Let Down by Radiohead on Grooveshark

6 Haziran 2010 Pazar

üstünde yürüdüğün yolun nereye gittiğini bilmiyorsan yol diyebilir misin ona hala? sadece üstünde yürüyor olmak yol yapar mı onu? biz nereye gittiğini bilmediğimiz bir yolda yürüyorduk. dinliyordum ben fazla konuşmadan, söylenen her şeyin kendi etrafıma diktiğim cahillik, sığlık ve umursamazlık duvarlarını bir bir yok ettiğini görerek. duyduğum her şeye bir cevabım vardı ama sadece kendi içimde ifade bulan cevaplardı, hiçbirini dile getirmedim. öyle ya istediklerini söylemek suç, hatta zayıflık değil miydi? bir oyun oynamak gerekiyordu ben de kendi rolümü oynuyordum. cennet kuşlarının çiftleşme dansı gibi ama o kadar estetik değil kesinlikle. derken gökyüzüne çevirdim bakışlarımı. işte yine oradaydı venüs ve yine öyle parıldıyordu. "evet venüs böyle parıldıyorsa yaz gelmiş demektir." dedim birden. evet konuyla tamamen alakasızdı dediğim. ama gerçekle birebir alakalıydı.


mp3 playerım çantamda açılmıştı bir keresinde kendi kendine, tüm gün boyunca müzik vardı çantamın içinde kimsenin duymadığı. otobüse bindiğimde çantamı açtım ve ancak o an farkettim bu durumu. çantamın içinde güzel müzikler çalmış bugün diye düşündüm önce. ama hayır! ben dinlemediğim sürece güzel midir o müzik? hatta müzik midir o ben dinlemiyorsam? ben dinlediğim sürece güzel müzikler çalıyor o alet, ben dinlemediğimde hiçbir şey çalanlar. peki o zaman şarjı neden bitmişti? o enerji nereye gitmişti?

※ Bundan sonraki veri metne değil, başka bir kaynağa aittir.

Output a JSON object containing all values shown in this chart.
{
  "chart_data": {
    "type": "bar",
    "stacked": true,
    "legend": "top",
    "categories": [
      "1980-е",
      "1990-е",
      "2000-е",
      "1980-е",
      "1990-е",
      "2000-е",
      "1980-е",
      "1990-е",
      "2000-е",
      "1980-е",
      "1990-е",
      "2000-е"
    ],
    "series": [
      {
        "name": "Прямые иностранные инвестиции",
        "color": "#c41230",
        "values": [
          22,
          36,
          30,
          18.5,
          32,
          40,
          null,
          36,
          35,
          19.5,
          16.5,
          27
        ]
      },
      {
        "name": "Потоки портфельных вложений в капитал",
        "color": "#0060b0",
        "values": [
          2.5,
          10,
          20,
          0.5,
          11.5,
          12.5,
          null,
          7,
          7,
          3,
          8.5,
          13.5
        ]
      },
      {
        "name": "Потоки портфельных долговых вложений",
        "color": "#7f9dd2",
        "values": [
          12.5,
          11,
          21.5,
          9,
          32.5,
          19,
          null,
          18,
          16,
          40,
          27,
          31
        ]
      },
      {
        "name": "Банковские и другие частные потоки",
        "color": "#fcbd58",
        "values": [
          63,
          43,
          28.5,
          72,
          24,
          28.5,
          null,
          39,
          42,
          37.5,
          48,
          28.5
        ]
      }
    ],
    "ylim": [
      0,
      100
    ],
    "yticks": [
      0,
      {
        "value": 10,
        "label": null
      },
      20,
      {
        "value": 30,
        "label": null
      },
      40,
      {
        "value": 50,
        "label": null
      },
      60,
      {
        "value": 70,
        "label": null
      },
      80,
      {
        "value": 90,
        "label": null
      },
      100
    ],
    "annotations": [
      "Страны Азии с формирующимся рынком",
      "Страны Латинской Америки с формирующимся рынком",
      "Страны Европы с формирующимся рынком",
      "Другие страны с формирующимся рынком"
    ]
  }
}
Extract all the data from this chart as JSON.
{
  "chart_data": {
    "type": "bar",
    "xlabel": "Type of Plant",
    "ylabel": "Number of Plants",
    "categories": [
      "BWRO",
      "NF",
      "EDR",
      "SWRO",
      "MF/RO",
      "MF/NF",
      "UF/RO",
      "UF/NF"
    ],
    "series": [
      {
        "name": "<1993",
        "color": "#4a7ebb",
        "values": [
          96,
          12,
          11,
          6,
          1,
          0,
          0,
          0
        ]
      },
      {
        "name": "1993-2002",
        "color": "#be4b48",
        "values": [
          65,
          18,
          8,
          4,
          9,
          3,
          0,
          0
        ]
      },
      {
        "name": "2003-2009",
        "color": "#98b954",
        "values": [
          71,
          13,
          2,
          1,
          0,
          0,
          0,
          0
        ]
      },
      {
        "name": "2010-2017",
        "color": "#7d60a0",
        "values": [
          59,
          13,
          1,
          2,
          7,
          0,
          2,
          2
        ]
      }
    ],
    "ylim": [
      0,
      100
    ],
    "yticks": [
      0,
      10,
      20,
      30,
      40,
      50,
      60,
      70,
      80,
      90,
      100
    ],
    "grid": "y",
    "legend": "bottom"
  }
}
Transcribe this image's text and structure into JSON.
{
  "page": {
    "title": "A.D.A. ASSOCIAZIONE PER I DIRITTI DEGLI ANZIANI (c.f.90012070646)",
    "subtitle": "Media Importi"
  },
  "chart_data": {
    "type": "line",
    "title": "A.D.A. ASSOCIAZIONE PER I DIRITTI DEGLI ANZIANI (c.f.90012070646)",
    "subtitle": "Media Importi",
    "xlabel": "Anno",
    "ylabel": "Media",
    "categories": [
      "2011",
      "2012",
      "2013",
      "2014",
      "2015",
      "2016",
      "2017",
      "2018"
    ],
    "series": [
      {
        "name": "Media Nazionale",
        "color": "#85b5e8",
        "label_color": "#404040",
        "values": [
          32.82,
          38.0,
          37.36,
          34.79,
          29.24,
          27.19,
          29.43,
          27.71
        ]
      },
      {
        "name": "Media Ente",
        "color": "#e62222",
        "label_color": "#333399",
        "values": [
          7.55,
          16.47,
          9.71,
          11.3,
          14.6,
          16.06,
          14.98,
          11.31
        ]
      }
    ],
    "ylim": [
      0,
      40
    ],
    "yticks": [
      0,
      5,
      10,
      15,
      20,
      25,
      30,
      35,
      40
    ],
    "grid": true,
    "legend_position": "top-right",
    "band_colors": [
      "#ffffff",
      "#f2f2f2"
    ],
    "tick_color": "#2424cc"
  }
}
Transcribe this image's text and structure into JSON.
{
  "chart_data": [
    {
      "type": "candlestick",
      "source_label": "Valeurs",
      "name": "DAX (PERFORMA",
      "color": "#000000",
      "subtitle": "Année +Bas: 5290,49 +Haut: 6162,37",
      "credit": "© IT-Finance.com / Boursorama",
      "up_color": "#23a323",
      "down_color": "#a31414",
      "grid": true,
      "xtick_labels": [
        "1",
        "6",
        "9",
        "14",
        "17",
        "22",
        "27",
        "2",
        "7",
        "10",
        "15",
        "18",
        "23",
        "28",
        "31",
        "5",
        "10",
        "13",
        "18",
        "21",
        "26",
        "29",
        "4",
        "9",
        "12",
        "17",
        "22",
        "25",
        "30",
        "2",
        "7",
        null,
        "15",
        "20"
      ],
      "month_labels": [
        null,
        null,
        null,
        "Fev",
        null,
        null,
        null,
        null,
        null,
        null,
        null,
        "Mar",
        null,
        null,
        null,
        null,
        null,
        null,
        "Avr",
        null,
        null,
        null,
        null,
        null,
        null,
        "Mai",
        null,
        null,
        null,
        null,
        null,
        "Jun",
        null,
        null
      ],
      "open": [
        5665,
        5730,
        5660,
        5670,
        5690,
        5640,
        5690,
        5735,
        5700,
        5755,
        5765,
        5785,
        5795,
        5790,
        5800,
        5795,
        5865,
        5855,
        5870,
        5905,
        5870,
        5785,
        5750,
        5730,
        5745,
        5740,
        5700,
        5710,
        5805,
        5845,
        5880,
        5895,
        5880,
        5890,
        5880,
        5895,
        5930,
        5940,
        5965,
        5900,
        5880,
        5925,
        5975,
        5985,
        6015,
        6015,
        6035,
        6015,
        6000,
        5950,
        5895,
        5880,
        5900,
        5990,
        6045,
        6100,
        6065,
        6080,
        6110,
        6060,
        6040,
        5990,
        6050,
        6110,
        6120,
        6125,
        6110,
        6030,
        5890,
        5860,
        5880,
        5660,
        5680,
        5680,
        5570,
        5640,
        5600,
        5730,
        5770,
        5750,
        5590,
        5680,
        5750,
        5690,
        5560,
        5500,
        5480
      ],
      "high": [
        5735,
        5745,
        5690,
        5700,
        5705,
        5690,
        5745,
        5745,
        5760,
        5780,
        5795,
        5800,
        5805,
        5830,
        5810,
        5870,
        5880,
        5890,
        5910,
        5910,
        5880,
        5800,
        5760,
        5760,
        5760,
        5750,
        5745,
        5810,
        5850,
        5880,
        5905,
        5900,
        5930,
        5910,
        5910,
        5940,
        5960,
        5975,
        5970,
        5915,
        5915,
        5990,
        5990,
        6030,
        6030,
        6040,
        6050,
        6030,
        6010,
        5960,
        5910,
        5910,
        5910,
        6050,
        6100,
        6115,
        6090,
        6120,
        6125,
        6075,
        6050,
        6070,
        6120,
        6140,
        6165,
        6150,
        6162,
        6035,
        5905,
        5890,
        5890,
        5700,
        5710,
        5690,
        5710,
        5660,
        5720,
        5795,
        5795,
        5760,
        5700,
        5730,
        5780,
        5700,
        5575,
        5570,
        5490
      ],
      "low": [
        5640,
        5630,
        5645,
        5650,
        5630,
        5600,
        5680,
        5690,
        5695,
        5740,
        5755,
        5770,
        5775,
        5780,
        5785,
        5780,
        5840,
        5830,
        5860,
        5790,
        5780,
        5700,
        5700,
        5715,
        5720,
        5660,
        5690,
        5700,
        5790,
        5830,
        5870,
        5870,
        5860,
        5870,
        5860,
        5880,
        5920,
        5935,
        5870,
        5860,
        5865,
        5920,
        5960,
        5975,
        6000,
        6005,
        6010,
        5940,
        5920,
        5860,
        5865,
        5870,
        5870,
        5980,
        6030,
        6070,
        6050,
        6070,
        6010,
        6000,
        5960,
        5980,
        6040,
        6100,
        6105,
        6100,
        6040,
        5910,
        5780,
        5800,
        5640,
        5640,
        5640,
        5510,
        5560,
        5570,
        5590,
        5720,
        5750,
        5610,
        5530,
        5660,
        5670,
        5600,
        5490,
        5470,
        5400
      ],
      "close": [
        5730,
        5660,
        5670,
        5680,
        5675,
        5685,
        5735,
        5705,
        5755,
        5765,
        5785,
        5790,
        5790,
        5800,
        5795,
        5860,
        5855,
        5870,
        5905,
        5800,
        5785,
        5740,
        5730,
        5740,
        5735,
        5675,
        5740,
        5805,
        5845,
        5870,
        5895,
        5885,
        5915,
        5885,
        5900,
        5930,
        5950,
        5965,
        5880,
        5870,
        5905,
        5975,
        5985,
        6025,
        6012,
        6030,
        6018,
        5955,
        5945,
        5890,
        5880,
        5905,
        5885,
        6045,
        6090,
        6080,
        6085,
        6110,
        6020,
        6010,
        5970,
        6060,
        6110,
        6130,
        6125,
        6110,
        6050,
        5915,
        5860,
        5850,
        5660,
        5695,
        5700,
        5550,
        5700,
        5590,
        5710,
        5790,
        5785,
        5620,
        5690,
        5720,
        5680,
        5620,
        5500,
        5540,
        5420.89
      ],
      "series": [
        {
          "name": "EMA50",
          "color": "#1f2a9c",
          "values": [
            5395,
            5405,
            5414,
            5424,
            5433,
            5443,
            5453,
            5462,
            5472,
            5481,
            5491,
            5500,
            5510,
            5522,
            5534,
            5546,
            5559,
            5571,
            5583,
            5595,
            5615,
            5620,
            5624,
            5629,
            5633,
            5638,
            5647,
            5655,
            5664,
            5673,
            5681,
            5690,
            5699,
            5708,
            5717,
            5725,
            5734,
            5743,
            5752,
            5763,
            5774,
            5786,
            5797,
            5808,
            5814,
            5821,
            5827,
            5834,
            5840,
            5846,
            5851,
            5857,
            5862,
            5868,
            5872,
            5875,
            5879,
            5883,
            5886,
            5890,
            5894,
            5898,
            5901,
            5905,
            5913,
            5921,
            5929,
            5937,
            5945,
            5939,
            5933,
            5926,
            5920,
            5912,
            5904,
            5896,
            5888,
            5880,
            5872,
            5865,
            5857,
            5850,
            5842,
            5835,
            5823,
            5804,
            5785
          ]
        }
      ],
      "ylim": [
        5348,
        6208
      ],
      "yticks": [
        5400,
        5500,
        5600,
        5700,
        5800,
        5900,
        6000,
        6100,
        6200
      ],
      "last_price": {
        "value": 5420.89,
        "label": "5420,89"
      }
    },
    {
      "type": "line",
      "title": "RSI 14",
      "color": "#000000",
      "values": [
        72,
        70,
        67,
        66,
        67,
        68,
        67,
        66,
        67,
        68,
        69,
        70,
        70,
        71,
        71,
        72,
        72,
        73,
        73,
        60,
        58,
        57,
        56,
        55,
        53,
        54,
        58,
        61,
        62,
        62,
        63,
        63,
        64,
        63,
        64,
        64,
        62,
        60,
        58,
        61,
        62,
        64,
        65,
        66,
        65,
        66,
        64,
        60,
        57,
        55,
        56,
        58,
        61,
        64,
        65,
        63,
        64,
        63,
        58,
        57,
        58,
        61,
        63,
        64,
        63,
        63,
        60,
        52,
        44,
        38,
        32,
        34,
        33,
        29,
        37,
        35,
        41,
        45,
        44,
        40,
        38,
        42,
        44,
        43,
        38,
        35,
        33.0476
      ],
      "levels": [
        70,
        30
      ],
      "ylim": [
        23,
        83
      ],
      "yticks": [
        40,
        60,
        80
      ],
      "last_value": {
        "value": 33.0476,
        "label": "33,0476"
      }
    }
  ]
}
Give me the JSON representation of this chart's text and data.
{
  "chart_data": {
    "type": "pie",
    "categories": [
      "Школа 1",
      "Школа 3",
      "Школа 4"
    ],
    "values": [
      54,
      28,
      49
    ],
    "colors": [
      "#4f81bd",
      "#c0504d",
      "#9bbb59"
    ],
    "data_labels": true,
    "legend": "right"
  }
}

anlatıyordu o ve ben dinliyordum. anlatacak o kadar fazla şeyi vardı ki... benim de vardı anlatacağım bir çok şey ama ben anlatmayı tercih etmedim pek. aslında aynı yollardan geçmiştik ikimiz de hemen hemen. çok okumuştuk, çok sorgulamıştık, çok zekiydik ve "biliyorduk". kendi adıma beni bunların hiçbiri mutlu etmedi geçmişte. ve matrix'i izlerken cypher "ignorance is bliss!" dediği an ben de kararımı vermiştim. mutluluğun yolu sığ olmaktan geçiyordu. sığlığın sağladığı uyuşturucudan verdim beynime. her zaman kullandığım beylik laflarımı hazırladım, onların arkasına sığındım, beni bir kale gibi korudu o laflar. "avrupa sineması çok boktan izlemem kesinlikle!" , "seksenlerden nefret ediyorum, seksenler müziği dinlemem ben!"... ve daha nicesi. beni korudular, mutluluk da sağladılar, evet. o ise, durumundan mutlu muydu değil miydi ya da benim gibi sorunlar yaşamış mıydı bu konuda bilmiyorum ama, kendine güven kalkanı geliştirmişti kendine. benimkinden daha sağlam olduğunu gördüm onun duvarlarının. benimki tuzla buz oldu ama onunki hala orada duruyor.


hissetmenin zayıflık olduğu dünyada yaşıyoruz, hissettiklerini söylemenin ise kelimenin tam anlamıyla acizlik. televizyonda "seni seviyorum" dediği için "ezik" ilan edilen insanların hikayeleri dönüyor. kimse söylememeli ne hissettiğini birbirine. bir oyun oynanacak sadece. sartre'ın bulantıda anlattığı gibi bir oyun. cennet kuşlarının çiftleşme dansı gibi. dişi bakacak, şovu beğenirse kabul edecek, beğenmiyorsa uçup gidecek, ama erkek şovuna devam edecek kendi halinde. kimsenin birbirine ne hissettiğini söylemediği ve söylediğinde ayıplandığı bu dünyada mutlu ilişkiler olmasını bekliyorsanız çok beklersiniz derim sadece size. sakın bir şey söylemeyin! oyuna devam edin yeter. şov devam etmeli.


venüs parıldıyordu gökyüzünde tüm güzelliğiyle. venüs bu şekilde sadece yazın parıldar. "evet venüs böyle parıldıyorsa yaz gelmiş demektir." dedim birden. evet konuyla tamamen alakasızdı dediğim. ama gerçekle birebir alakalıydı.